Providers
Though we aim to offer a large suite of built-in transforms, it is inevitable that people will need to author their own. This is made possible through the notion of Providers which leverage expansion services and vend catalogues of schema transforms.
Java
For example, you could build a jar that vends a cross language transform or schema transform and then use it in a transform as follows
pipeline:
type: chain
source:
type: ReadFromCsv
config:
path: /path/to/input*.csv
transforms:
- type: MyCustomTransform
config:
arg: whatever
sink:
type: WriteToJson
config:
path: /path/to/output.json
providers:
- type: javaJar
config:
jar: /path/or/url/to/myExpansionService.jar
transforms:
MyCustomTransform: "urn:registered:in:expansion:service"
A full example of how to build a java provider can be found here.
Python
Arbitrary Python transforms can be provided as well, using the syntax
providers:
- type: pythonPackage
config:
packages:
- my_pypi_package>=version
- /path/to/local/package.zip
transforms:
MyCustomTransform: "pkg.module.PTransformClassOrCallable"
We offer a python provider starter project that serves as a complete example for how to do this.
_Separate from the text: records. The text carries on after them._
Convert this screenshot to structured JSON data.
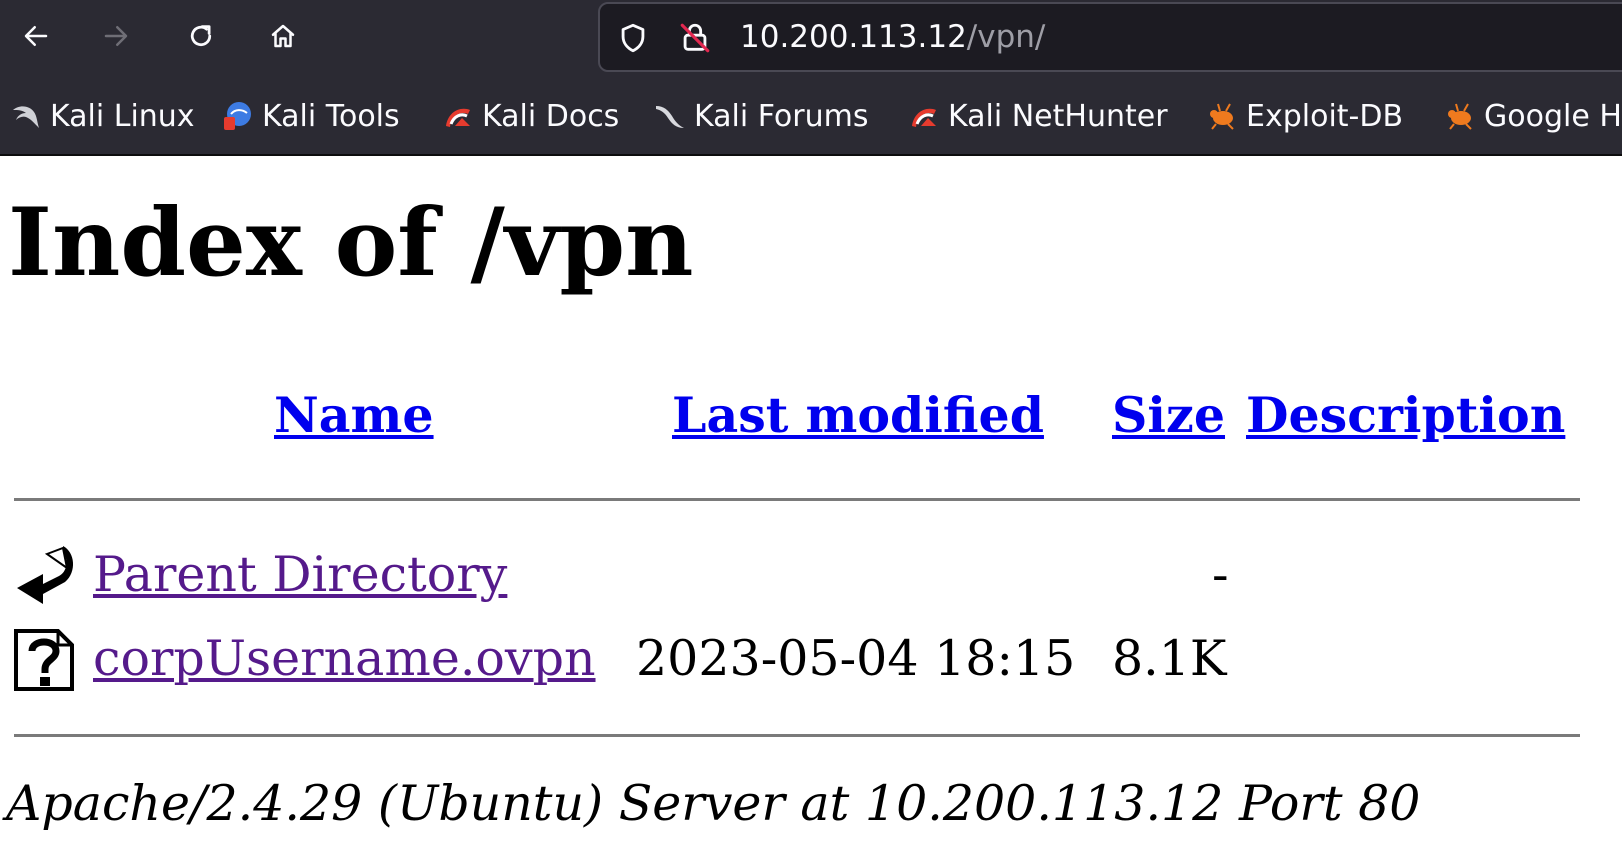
{
  "browser": {
    "url": {
      "host": "10.200.113.12",
      "path": "/vpn/"
    },
    "bookmarks": [
      {
        "label": "Kali Linux",
        "icon": "kali-dragon-icon"
      },
      {
        "label": "Kali Tools",
        "icon": "kali-tools-icon"
      },
      {
        "label": "Kali Docs",
        "icon": "kali-docs-icon"
      },
      {
        "label": "Kali Forums",
        "icon": "kali-forums-icon"
      },
      {
        "label": "Kali NetHunter",
        "icon": "kali-nethunter-icon"
      },
      {
        "label": "Exploit-DB",
        "icon": "exploit-db-icon"
      },
      {
        "label": "Google H",
        "icon": "google-hacking-icon"
      }
    ],
    "colors": {
      "toolbar_bg": "#2b2a33",
      "urlbar_bg": "#1c1b22",
      "text": "#fbfbfe"
    }
  },
  "page": {
    "title": "Index of /vpn",
    "columns": {
      "name": "Name",
      "last_modified": "Last modified",
      "size": "Size",
      "description": "Description"
    },
    "rows": [
      {
        "icon": "back-arrow-icon",
        "name": "Parent Directory",
        "last_modified": "",
        "size": "-",
        "description": ""
      },
      {
        "icon": "unknown-file-icon",
        "name": "corpUsername.ovpn",
        "last_modified": "2023-05-04 18:15",
        "size": "8.1K",
        "description": ""
      }
    ],
    "footer": "Apache/2.4.29 (Ubuntu) Server at 10.200.113.12 Port 80",
    "colors": {
      "link": "#0000ee",
      "visited_link": "#551a8b"
    }
  }
}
YAML Provider listing files
One can reference an external listings of providers in the yaml pipeline file via the syntax
providers:
- include: "file:///path/to/local/providers.yaml"
- include: "gs://path/to/remote/providers.yaml"
- include: "https://example.com/hosted/providers.yaml"
...
where providers.yaml
is simply a yaml file containing a list of providers
in the same format as those inlined in this providers block.
See, for example, the provider listing here.
In fact, this is how many of the the built in transforms are declared, see for example the builtin io listing file.
Hosting these listing files (together with their required artifacts) allows one to easily share catalogues of transforms that can be directly used by others in their YAML pipelines.